Corporate data privacy policies may come under closer scrutiny with Europe’s proposed new global rule book.
Europe Wants Biden Admin Cooperation To Regulate Big Tech
The world is waiting to see if — and how — the new White House administration will take on the tech industry.
At the World Economic Forum in Davos on Jan. 26, European Commission President Ursula von der Leyen called for President Joseph R. Biden Jr. to help build a worldwide “digital economy rulebook” to control data giants.
It’s a far-reaching concept, but Feb. 10 saw two major moves on data regulation in Europe. First, the European Union’s top data regulator called for a complete ban on targeted advertising based on consumer surveillance as part of the December Digital Services Act, co-introduced with the Commission’s Digital Marketing Act.
Meanwhile, the European Council reached agreement on its decades-long negotiating position around existing electronic privacy rules. It’s still unclear whether the privacy rules will undermine or complement the General Data Protection Regulation, which is currently considered the gold standard in the global industry. However, that regulation was just one piece of the privacy approach intended by European Union leaders. Developments on the European regulatory front could set the groundwork for a joint global policy collaboration.

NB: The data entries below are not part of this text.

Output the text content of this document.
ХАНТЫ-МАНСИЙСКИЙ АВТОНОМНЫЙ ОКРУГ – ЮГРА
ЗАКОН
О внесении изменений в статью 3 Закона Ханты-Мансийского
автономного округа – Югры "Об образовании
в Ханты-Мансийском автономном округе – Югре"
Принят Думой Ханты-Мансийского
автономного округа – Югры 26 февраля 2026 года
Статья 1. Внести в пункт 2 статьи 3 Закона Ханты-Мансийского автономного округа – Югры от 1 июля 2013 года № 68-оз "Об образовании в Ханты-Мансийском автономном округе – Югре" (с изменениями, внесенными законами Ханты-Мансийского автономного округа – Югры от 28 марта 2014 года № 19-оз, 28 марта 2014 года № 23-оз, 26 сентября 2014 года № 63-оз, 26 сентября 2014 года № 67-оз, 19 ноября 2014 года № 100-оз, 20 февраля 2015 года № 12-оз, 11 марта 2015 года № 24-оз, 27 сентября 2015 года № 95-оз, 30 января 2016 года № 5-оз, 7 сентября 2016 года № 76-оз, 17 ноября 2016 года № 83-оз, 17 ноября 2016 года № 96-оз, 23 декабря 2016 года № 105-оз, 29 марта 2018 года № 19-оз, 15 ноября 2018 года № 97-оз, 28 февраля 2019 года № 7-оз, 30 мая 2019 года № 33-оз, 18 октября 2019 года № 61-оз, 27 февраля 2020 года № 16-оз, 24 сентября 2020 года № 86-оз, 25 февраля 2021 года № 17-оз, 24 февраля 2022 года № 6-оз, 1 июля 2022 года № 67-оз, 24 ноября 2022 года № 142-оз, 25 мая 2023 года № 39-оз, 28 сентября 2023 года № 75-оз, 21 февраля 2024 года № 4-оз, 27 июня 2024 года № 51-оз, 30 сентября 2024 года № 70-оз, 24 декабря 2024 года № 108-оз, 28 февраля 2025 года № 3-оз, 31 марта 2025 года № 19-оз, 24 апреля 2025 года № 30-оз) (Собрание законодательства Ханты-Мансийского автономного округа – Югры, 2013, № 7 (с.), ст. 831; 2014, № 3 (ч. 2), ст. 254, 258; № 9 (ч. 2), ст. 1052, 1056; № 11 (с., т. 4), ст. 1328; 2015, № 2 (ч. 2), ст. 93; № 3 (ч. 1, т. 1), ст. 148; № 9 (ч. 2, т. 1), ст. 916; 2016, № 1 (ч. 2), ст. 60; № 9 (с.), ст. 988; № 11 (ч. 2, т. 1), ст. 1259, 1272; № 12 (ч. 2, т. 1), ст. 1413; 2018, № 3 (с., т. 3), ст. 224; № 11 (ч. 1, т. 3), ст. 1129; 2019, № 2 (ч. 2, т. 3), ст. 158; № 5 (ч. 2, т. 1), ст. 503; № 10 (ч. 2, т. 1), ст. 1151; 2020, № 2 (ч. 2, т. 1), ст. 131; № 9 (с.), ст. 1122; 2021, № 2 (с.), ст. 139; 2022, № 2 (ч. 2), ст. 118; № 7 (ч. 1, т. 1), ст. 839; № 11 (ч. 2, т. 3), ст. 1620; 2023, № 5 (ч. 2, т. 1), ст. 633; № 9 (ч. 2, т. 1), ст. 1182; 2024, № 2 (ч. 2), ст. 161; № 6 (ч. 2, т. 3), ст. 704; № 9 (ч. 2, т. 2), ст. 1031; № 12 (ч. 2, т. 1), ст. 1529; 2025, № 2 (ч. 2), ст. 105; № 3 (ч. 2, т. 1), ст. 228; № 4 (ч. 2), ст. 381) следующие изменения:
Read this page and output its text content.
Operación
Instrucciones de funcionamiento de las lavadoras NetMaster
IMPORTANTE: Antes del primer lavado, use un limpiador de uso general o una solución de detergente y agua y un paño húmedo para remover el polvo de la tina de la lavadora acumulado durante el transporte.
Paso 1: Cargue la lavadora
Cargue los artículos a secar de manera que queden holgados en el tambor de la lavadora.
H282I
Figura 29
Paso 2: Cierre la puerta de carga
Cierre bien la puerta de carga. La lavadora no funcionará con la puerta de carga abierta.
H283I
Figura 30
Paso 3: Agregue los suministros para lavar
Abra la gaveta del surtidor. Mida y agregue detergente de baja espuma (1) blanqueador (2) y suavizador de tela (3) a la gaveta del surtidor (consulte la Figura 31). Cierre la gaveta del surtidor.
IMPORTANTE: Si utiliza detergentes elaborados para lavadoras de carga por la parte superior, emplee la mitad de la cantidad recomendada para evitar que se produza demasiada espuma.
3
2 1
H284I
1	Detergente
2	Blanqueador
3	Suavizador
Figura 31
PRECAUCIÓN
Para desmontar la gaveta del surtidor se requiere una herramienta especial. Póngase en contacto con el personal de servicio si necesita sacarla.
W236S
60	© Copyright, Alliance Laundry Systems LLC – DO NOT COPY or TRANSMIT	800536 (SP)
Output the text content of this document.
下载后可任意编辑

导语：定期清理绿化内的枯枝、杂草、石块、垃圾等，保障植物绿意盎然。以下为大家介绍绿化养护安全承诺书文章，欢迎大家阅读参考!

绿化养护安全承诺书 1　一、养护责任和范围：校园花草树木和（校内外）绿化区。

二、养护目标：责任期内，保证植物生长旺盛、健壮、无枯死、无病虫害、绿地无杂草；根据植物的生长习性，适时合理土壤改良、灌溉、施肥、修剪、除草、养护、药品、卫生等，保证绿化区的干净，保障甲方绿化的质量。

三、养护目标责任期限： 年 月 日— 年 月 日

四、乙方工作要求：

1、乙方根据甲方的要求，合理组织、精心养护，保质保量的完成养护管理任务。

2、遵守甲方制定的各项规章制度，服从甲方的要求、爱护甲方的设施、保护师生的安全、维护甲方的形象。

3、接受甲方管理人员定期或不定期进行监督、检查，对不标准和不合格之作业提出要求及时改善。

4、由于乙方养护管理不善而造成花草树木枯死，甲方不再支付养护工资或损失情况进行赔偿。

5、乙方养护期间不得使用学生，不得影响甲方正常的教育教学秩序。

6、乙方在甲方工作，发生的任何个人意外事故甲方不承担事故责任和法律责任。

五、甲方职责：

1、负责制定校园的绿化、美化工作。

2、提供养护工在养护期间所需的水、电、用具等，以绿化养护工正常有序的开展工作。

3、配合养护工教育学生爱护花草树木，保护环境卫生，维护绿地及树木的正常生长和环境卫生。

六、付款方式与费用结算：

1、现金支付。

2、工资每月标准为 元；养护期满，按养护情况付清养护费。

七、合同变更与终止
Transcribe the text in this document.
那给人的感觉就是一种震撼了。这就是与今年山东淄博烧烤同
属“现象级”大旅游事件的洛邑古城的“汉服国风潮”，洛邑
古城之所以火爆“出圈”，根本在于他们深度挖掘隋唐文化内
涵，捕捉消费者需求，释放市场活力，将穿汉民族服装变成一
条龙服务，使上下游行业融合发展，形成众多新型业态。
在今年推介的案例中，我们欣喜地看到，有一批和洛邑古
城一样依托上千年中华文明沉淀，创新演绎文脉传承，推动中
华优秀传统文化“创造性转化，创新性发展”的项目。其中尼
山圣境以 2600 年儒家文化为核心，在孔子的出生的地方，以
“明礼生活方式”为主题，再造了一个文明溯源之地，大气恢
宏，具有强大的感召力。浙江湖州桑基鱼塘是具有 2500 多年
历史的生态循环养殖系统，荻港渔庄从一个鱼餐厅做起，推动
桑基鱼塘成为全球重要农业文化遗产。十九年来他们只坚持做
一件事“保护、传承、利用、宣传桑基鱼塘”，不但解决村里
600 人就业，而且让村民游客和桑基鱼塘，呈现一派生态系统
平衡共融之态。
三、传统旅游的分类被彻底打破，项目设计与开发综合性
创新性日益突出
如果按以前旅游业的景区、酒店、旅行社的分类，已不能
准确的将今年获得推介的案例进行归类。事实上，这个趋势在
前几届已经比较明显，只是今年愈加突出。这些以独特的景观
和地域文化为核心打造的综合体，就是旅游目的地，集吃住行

The implications of a global digital rule book are many. One top priority Von der Leyen noted was to create a legal framework for actions by governments or corporations involving social media and data management. Companies such as Google and Facebook are already regulated when they serve consumers in Europe, but they may come under more scrutiny.
A global approach would hold companies to the same standard of content accuracy on their networks, while also making censorship actions subject to common legal enforcement. In particular, Von der Leyen was concerned about propaganda supporting extremist views and how easily it spreads.
It’s currently left up to private companies to decide what content they allow on their applications. In the wake of the Jan. 6 breach of the U.S. Capitol, European Commission authorities say that isn’t enough.
A rule book may also require uniform standards for data privacy regulations, including how companies utilize user data and algorithm transparency. Under a global digital rule book, there may be requirements for disclosing how algorithms manage consumer data.
Regulating market behavior in the digital space is a related issue. Apple and Facebook are at odds over use of consumer data for marketing. Under a global rule, companies may be subject to regulation or banned altogether from tracking user activity for the purpose of displaying ads tailored to their preferences. While targeted advertising is seen by some consumers as merely an unsettling annoyance, officials have warned of a darker side — especially in relation to child welfare, human trafficking and cyber crime.
Julie Brill, a former federal trade commissioner who is now vice president and deputy general counsel at Microsoft, answered the question of how to balance innovation and privacy at World Bank’s Virtual Data Privacy Day by stressing the necessity of “responsibly and appropriately unlocking the value of data.” She stated that some company executives have for years wanted better guidelines to balance the two.
“One of the ways we can really focus on innovation in the future and ensuring we get the value of data, is by building those guardrails more clearly, so that organizations … know what they can do,” Brill said. “Because right now … there is a lot of confusion, and that’s particularly true in the United States.”
Meg Leta Jones, from the Institute for Technology Law & Policy at Georgetown Law Center and the Brussels Privacy Hub at Vrije Universiteit Brussel, considers the proposal of a global rule book as a positive move.
“My initial thoughts on the proposal are that joint action could be incredibly productive,” Jones said. “The EU and U.S. face many of the same challenges with misinformation, data protection, privacy and infrastructure, so trying to work together on these issues could be quite fruitful and prevent further problems down the line.”
However, Jones says similar struggles of partisanship and corporate lobbying affect both governing bodies.
“But the EU and U.S. also face many of the same challenges with political infighting over misinformation, conflations between data protection and privacy, and conflicts over technological infrastructure versus markets that could make collaboration really difficult,” she said.
Critics see potential U.S. reticence to rules possibly favoring European industry interests over larger American companies with a strong global footprint.
“The difficulties to collaboration raised by internal tensions will be amplified by international tensions,” Jones said. “Namely, different starting points for expression and data protection, the emphasis on ‘consumer’ rights with limited choices, and the financial success of tech companies during an economic crisis. That said, there’s some low-hanging fruit that the EU and U.S. could agree on, and I hope they do.”
The U.S. has seen more than 30 bills related to privacy introduced since 2018, though none have been passed at federal level. States are now enacting their own, complicating compliance countrywide. Compared to the already highly-regulated approach to the digital economy in Europe, there is a growing desire to reach common ground in order to move forward.